O Magalu anunciou a compra no mês passado, a maior de sua história. À época, a empresa explicou que a aquisição seria paga em três etapas, sendo a primeira uma parcela à vista de R$ 1 bilhão e as demais em ações. Com o acordo, o montante pode chegar ao equivalente a cerca de R$ 3,5 bilhões, em janeiro de 2024, caso a Kabum! cumpra metas estabelecidas no período.
Os acionistas dissidentes da companhia terão direito ao reembolso de ações, no valor de R$ 1,12 por ação, correspondente ao valor do patrimônio líquido da ação do Magalu em 31 de dezembro de 2020.

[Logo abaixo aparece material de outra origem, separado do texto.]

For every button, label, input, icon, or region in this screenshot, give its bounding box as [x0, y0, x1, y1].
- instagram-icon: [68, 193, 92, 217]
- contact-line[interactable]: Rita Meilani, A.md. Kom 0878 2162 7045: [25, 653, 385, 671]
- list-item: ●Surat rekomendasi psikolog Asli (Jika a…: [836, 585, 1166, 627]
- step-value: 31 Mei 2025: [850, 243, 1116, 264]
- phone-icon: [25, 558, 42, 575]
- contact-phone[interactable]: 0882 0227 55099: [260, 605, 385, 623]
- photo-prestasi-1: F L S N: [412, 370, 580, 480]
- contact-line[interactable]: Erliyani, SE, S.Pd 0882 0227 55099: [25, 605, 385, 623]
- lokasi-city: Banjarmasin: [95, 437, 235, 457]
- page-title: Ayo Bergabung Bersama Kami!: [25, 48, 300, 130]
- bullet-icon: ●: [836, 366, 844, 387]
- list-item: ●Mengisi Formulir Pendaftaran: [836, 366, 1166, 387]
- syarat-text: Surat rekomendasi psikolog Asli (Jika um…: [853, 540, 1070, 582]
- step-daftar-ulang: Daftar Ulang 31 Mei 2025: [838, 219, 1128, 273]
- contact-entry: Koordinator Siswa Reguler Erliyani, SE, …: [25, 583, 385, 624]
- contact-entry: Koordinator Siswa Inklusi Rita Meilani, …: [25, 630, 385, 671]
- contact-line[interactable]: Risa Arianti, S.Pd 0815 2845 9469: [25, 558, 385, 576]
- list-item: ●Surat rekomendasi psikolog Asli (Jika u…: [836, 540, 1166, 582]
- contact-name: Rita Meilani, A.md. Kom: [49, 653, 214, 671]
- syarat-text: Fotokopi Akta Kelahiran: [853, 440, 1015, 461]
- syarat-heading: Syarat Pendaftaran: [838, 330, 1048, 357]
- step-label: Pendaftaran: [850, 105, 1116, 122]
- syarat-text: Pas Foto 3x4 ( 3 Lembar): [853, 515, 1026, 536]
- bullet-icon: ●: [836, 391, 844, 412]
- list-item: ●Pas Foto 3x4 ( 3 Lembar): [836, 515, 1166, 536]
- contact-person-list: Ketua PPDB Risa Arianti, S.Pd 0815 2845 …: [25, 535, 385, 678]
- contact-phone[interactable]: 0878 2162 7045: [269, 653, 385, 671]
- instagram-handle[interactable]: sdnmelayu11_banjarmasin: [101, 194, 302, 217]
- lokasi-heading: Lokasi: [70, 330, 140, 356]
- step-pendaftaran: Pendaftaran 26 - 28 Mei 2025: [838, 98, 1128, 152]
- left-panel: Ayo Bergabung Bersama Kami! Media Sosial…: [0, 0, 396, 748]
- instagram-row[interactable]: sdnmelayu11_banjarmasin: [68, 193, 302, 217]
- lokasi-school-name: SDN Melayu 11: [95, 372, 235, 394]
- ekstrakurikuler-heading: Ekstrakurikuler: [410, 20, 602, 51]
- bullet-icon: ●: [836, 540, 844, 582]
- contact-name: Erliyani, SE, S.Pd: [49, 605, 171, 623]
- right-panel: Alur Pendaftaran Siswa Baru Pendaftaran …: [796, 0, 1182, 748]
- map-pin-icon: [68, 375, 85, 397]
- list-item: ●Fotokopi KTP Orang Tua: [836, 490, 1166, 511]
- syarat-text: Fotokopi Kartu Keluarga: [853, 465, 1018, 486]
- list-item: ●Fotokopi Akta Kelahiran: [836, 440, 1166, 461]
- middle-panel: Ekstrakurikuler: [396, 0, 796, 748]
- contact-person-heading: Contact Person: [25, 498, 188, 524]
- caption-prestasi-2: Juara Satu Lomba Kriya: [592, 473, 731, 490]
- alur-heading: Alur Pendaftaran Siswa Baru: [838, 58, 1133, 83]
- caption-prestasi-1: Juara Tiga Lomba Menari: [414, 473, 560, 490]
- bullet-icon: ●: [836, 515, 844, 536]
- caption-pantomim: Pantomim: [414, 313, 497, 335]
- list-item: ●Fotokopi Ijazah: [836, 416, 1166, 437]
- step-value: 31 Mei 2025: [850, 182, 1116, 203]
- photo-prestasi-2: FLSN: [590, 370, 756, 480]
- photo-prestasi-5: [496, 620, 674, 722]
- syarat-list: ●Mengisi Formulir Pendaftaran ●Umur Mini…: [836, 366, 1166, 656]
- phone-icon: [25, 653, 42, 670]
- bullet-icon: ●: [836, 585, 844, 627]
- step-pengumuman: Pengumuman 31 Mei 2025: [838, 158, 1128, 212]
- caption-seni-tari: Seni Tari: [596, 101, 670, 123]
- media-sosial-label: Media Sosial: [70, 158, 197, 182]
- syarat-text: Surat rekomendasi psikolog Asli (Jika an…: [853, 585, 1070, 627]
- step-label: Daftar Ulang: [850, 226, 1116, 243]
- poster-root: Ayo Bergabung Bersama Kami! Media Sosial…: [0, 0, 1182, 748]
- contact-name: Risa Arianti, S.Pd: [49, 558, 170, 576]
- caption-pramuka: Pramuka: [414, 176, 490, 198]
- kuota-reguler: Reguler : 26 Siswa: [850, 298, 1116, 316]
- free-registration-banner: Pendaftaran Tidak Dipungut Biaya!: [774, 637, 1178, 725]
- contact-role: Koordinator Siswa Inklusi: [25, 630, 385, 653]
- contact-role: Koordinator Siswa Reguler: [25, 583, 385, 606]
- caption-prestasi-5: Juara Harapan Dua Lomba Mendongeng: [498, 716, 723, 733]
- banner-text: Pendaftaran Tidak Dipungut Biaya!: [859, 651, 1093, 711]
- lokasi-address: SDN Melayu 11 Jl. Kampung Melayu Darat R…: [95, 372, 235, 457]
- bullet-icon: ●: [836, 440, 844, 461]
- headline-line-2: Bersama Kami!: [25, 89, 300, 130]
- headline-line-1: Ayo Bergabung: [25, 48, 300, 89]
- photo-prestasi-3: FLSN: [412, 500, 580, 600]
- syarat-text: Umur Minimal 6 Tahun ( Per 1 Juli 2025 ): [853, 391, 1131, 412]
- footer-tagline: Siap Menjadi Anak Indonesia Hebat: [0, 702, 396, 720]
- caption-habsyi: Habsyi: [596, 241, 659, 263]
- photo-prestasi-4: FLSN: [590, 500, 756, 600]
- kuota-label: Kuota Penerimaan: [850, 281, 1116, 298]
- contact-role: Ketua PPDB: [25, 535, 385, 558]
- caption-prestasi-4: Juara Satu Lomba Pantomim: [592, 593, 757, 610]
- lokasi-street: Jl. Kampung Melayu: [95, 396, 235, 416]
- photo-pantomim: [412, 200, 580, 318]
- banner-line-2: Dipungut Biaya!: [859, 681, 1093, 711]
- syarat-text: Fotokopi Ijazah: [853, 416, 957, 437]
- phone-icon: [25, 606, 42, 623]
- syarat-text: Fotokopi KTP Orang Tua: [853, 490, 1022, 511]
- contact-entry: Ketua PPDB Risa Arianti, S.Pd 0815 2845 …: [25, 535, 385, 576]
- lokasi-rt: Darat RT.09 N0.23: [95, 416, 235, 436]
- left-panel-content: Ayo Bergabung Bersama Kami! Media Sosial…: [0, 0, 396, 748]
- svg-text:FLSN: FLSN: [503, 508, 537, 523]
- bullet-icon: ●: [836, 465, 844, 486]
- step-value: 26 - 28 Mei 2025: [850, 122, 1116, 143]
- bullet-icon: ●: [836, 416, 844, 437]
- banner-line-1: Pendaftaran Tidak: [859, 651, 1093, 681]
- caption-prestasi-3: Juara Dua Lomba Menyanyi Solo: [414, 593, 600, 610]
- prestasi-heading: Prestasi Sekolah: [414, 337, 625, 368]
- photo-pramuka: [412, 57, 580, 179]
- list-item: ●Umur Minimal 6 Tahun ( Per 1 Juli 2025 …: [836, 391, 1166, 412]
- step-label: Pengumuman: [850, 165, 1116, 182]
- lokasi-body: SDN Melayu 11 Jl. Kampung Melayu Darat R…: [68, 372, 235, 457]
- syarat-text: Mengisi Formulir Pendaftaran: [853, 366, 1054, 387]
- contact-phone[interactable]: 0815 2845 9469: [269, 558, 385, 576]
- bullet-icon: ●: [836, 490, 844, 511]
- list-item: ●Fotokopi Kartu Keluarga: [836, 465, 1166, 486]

A aquisição ainda precisa passar pela avaliação do Conselho Administrativo de Defesa Econômica (Cade). Caso seja aprovada em todas as etapas, o capital social do Magazine Luiza passará de R$ 10 bilhões para R$ 12,5 bilhões, um aumento de R$ 2,5 bilhões. Essa cifra leva em consideração exclusivamente a incorporação de ações.
Cada acionista da Kabum! receberá 53 novas ações de emissão da varejista para cada papel da empresa comprada.
"Com a aquisição, o Magalu reforça o pilar estratégico de novas categorias, com um sortimento extremamente complementar ao atual e com enorme potencial de crescimento", diz o fato relevante divulgado nesta terça-feira pela companhia.
Depois da conclusão da aquisição, os produtos da Kabum! serão oferecidos no SuperApp da varejista, Além disso, os clientes da empresa comprada poderão contar com os benefícios de multicanalidade, enquanto os diversos produtos do Magalu complementarão o sortimento da Kabum!.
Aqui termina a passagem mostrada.